Spot trading volumes fell 17.2% to $1.27 trillion, also the lowest level since June. Similarly, derivatives trading volumes on centralized exchanges declined by 16.9% to $3.07 trillion.
However, market analysts are optimistic that the current lull will reverse in the coming months, with potential catalysts like increased market liquidity following a U.S. Federal Reserve interest rate cut and the upcoming U.S. presidential election expected to boost trading activity.
Historically, the fourth quarter has been the strongest, recording the highest quarterly volumes in six of the last ten years.
Binance Faces Continued Market Share Decline
Among centralized exchanges, Binance saw the most significant decline, with its spot trading volume plunging 22.9% to $344 billion. This marks the lowest monthly spot trading volume on the exchange since November 2023 and brings its spot market share down to 27%, the lowest level since January 2021.

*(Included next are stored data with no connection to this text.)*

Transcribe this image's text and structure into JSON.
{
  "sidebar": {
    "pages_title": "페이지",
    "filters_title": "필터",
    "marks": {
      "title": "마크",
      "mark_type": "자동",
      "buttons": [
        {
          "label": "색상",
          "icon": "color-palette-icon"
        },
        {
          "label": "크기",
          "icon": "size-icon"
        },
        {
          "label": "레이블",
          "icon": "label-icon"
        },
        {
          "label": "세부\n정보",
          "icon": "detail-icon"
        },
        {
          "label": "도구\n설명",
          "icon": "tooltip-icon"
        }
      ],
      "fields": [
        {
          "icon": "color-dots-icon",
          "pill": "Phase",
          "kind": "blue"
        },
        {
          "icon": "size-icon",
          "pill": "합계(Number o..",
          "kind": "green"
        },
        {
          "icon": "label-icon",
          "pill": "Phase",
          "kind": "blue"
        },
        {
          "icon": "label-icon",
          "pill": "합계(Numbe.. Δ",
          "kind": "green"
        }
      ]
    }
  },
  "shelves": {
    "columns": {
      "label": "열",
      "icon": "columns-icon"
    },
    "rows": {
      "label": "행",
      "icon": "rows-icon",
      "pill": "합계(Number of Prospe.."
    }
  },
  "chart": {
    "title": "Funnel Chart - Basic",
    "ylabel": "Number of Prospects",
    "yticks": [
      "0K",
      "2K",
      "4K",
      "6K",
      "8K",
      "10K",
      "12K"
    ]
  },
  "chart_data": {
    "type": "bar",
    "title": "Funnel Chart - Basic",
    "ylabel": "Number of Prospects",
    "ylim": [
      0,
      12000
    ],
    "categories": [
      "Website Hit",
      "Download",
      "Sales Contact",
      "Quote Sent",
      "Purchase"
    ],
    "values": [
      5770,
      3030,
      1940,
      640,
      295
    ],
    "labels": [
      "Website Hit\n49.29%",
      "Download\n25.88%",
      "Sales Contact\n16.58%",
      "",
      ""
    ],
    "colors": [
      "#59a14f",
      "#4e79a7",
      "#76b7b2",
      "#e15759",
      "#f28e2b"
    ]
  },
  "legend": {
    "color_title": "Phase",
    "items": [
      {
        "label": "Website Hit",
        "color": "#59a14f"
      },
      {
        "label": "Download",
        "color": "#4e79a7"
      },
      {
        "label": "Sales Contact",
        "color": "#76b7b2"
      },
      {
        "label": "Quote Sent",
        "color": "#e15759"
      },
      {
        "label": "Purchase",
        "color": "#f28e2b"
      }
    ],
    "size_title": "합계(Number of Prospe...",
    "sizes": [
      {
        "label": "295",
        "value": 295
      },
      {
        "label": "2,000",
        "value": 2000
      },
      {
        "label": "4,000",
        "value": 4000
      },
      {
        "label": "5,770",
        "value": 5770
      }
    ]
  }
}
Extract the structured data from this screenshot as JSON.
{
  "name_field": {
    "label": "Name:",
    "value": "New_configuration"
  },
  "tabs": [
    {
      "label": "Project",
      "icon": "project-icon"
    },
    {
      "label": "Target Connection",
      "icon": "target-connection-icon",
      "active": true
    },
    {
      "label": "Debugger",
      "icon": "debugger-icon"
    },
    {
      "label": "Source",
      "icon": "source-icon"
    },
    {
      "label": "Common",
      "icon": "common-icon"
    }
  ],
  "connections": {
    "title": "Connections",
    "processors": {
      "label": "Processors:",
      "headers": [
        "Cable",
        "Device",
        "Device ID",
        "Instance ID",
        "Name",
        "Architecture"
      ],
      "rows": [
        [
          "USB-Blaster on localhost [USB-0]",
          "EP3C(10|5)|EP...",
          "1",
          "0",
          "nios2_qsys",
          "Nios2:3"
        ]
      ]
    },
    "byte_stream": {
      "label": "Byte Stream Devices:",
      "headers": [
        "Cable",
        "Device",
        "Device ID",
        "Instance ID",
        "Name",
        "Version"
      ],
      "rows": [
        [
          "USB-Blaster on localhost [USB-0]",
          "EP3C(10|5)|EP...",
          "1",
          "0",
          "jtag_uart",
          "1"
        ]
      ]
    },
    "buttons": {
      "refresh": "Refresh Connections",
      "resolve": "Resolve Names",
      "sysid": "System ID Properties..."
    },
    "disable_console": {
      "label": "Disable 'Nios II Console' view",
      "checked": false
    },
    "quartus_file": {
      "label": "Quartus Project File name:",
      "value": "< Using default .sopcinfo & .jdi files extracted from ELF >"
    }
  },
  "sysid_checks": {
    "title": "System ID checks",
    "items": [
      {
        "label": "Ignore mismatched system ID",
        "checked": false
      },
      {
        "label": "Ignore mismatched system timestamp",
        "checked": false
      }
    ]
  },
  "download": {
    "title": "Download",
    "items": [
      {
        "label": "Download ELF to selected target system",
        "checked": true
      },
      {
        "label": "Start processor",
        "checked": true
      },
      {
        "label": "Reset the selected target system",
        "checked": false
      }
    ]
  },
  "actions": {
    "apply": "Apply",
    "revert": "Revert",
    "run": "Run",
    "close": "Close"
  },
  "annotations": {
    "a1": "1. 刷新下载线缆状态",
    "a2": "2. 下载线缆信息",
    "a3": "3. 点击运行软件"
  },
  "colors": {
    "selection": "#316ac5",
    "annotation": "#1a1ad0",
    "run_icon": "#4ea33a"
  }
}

In the derivatives market, Binance’s trading volume also dropped 21% to $1.25 trillion, hitting its lowest levels since October 2023. Binance now holds a 40.7% share of the derivatives market, the lowest it has been since September 2020. Overall, Binance’s combined market share in both spot and derivatives has fallen to 36.6%.
While Binance struggles, other exchanges have gained ground. Crypto.com, in particular, has continued its growth trajectory, with its spot and derivatives volumes rising 40.2% and 42.8%, respectively, reaching all-time highs of $134 billion and $149 billion. The exchange’s combined market share hit 11% in September, positioning it as the fourth-largest centralized exchange by trading volumes.
Open Interest Surges After Federal Reserve Cut
Despite the drop in overall trading volumes, open interest surged 32.1% to $52.4 billion in September. This rise came in the wake of the Federal Reserve’s decision to cut interest rates by 50 basis points in September. With the Fed signaling more rate cuts in the future, there is a renewed optimism among traders, as reflected by a spike in the average funding rate for Bitcoin instruments from 0.70% to 1.21%.